The Labor Department strongly disagreed with the decision, and at this point the Labor Department will most likely appeal to the Fifth Circuit. However, they may drop the appeal after the Trump administration is in office. Legislative action could also surface with a Republican Congress and president in place in January.
There is no Magic 8-Ball that can predict what will happen. This injunction does not provide any certainty for the future, and it does not necessarily mean that the new rule will be gone forever, either in its current form or in some revised form under new administration.
So what are employers to do now?
Some employers may decide to move forward with the changes they have implemented. Employers have been strategizing for months and made changes based on the regulations to increase employee wages or change status to non-exempt. Many of these companies will continue with this strategy since this has already been communicated to employees.
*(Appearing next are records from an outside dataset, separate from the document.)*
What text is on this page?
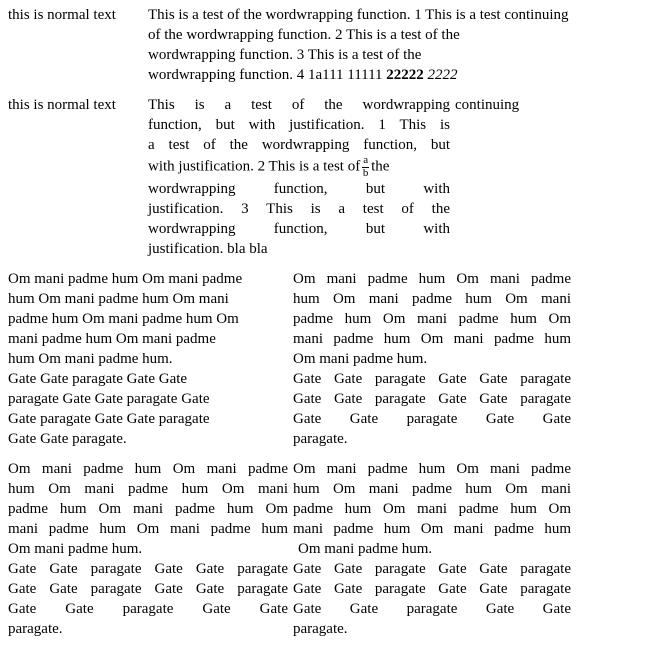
this is normal text	This is a test of the wordwrapping function. 1 This is a test continuing
of the wordwrapping function. 2 This is a test of the
wordwrapping function. 3 This is a test of the
wordwrapping function. 4 1a111 11111 22222 2222
this is normal text	This is a test of the wordwrapping continuing
function, but with justification. 1 This is
a test of the wordwrapping function, but
with justification. 2 This is a test of $\frac{a}{b}$ the
wordwrapping function, but with
justification. 3 This is a test of the
wordwrapping function, but with
justification. bla bla
Om mani padme hum Om mani padme
hum Om mani padme hum Om mani
padme hum Om mani padme hum Om
mani padme hum Om mani padme
hum Om mani padme hum.
Gate Gate paragate Gate Gate
paragate Gate Gate paragate Gate
Gate paragate Gate Gate paragate
Gate Gate paragate.
Om mani padme hum Om mani padme
hum Om mani padme hum Om mani
padme hum Om mani padme hum Om
mani padme hum Om mani padme hum
Om mani padme hum.
Gate Gate paragate Gate Gate paragate
Gate Gate paragate Gate Gate paragate
Gate Gate paragate Gate Gate
paragate.
Om mani padme hum Om mani padme
hum Om mani padme hum Om mani
padme hum Om mani padme hum Om
mani padme hum Om mani padme hum
Om mani padme hum.
Gate Gate paragate Gate Gate paragate
Gate Gate paragate Gate Gate paragate
Gate Gate paragate Gate Gate
paragate.
Om mani padme hum Om mani padme
hum Om mani padme hum Om mani
padme hum Om mani padme hum Om
mani padme hum Om mani padme hum
Om mani padme hum.
Gate Gate paragate Gate Gate paragate
Gate Gate paragate Gate Gate paragate
Gate Gate paragate Gate Gate
paragate.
Some companies may decide that it makes business sense to suspend, alter or reverse those changes pending a final decision. Proper communication is vital, and any such decisions should be made in accordance with any applicable state and/or local notice requirements. Reversing decisions could cause morale issues among employees who would have benefited from the ruling. It is important to get human resources involved in the communication to workers.
There was confusion among employers concerning the initial ruling, and now the injunction adds to that confusion. Therefore, specific communication to employees is important and must be handled properly to foster positive employee morale. The rule was going to be a hardship for many small employers, but it was also intended to update a rule that hadn’t been touched in a dozen years. Therefore, this injunction will bring about mixed responses.
The uncertainty that surrounds this injunction will lead to concern among employees as well as employers. It is imperative that employers communicate effectively to their staff, in particular those who were going to be affected. Explain the judicial decision, review with the individuals in question and take this time to evaluate your company’s compensation plans. While the courts are reviewing this decision, take time to plan your path forward and determine how your business will be prepared for what comes next.